At Let’s Talk Coffee® Colombia, perhaps the clearest sign of the youthful presence was in the tasting room. For most of the young people, cupping has become a way to appreciate the complexity of the coffee their parents grow. Davier Matoma Lazo is a young farmer from Tolima, an area that is now developing an infrastructure around coffee; it produces mostly organic coffee with exciting profiles. Davier is in his early 20s and just learning how to cup—using his burgeoning coffee knowledge, he is experimenting with using processing methods to achieve specifics flavor profiles in his coffees.

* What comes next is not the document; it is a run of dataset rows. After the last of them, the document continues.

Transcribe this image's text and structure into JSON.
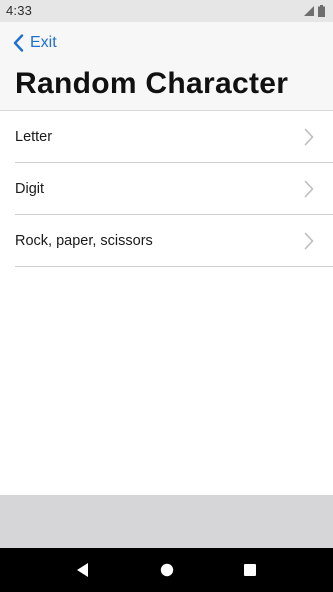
{
  "status_bar": {
    "time": "4:33",
    "icons": [
      "signal-icon",
      "battery-icon"
    ]
  },
  "nav": {
    "back_label": "Exit",
    "back_icon": "chevron-left-icon",
    "title": "Random Character",
    "accent_color": "#1f6fd0"
  },
  "list": {
    "items": [
      {
        "label": "Letter",
        "icon": "chevron-right-icon"
      },
      {
        "label": "Digit",
        "icon": "chevron-right-icon"
      },
      {
        "label": "Rock, paper, scissors",
        "icon": "chevron-right-icon"
      }
    ]
  },
  "system_nav": {
    "buttons": [
      "back-triangle-icon",
      "home-circle-icon",
      "recents-square-icon"
    ]
  }
}
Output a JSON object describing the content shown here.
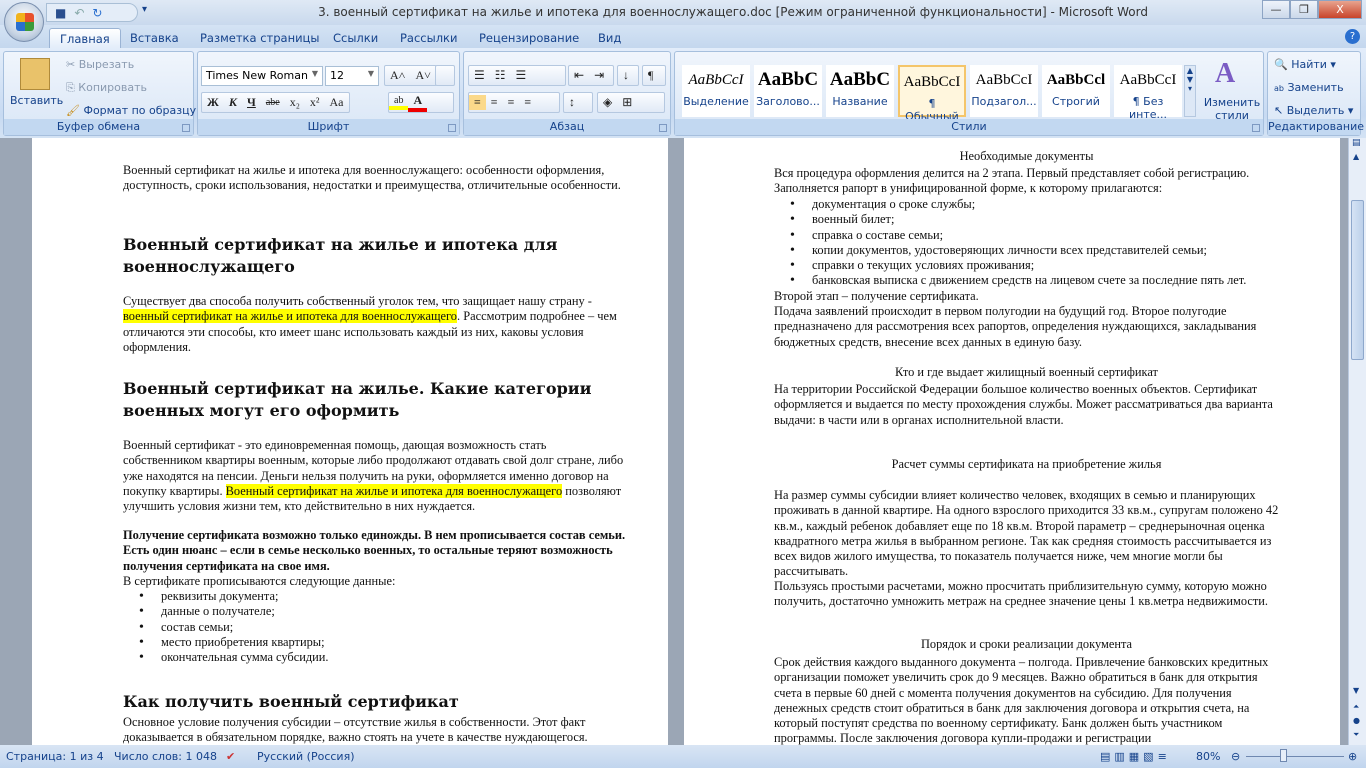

He says he also introduced his sister to cupping, which drew her toward the cupping industry and has led her to pursue coffee farming as her future career path.
For many young farmers in Colombia, being able to taste flavors in the cup fosters an excitement about coffee that transfers to the farm level. “When [farmers] start to learn about preparation and cupping, they begin to see the necessity of producing good coffee, and they begin to look at processes in the farm such as fermentation and fertilization,” says Yolanda Rios Gallegos, a Colombian Q Grader. She grew up on a farm and now does quality analysis for various communities and also teaches workshops on cupping to young farmers. She says she dreams of one day being able to take her son and daughter to the Specialty Coffee Association of America convention to show them how truly global and professional the world of coffee is.
From events such as Let’s Talk Coffee® to broader forms of communication such as online networks, coffee provides a medium for global exchange. Producers, agronomists, and cuppers from around the world are benefiting from communication and conversation. Who, then, is more equipped to take advantage of these tools than a young generation that has grown up with Internet, social networks, and smartphones? The same way that cupping provides a feedback loop from producer to buyer to consumer, so too does global connection and the sharing of knowledge help us improve quality and processes along the supply chain. At Let’s Talk Coffee®, 20-year-old Alexander Contreras Henao said the event’s collaborative nature got him even more excited about coffee as a career. “In the last few days we were able to get to know one another and access a global vision” he says. “We can’t think about the personal, but rather we need to think about the big picture.”
At the Let’s Talk Coffee® Colombia Regional, we got to see the young new faces of Colombian coffee and glimpse how these young professionals might build upon tradition. Whether through organic production, greater communication, or more sophisticated profiling, the next generation cares about sustainability and is inspired by cultural exchange. There are many challenges down the road, yet we can hope that events such as Let’s Talk Coffee® motivate innovation and advancement. Juliana Ochoa, a young agronomist from Antioquia, expressed it well: “This event puts into context where coffee agriculture is now and where it will be in the future.”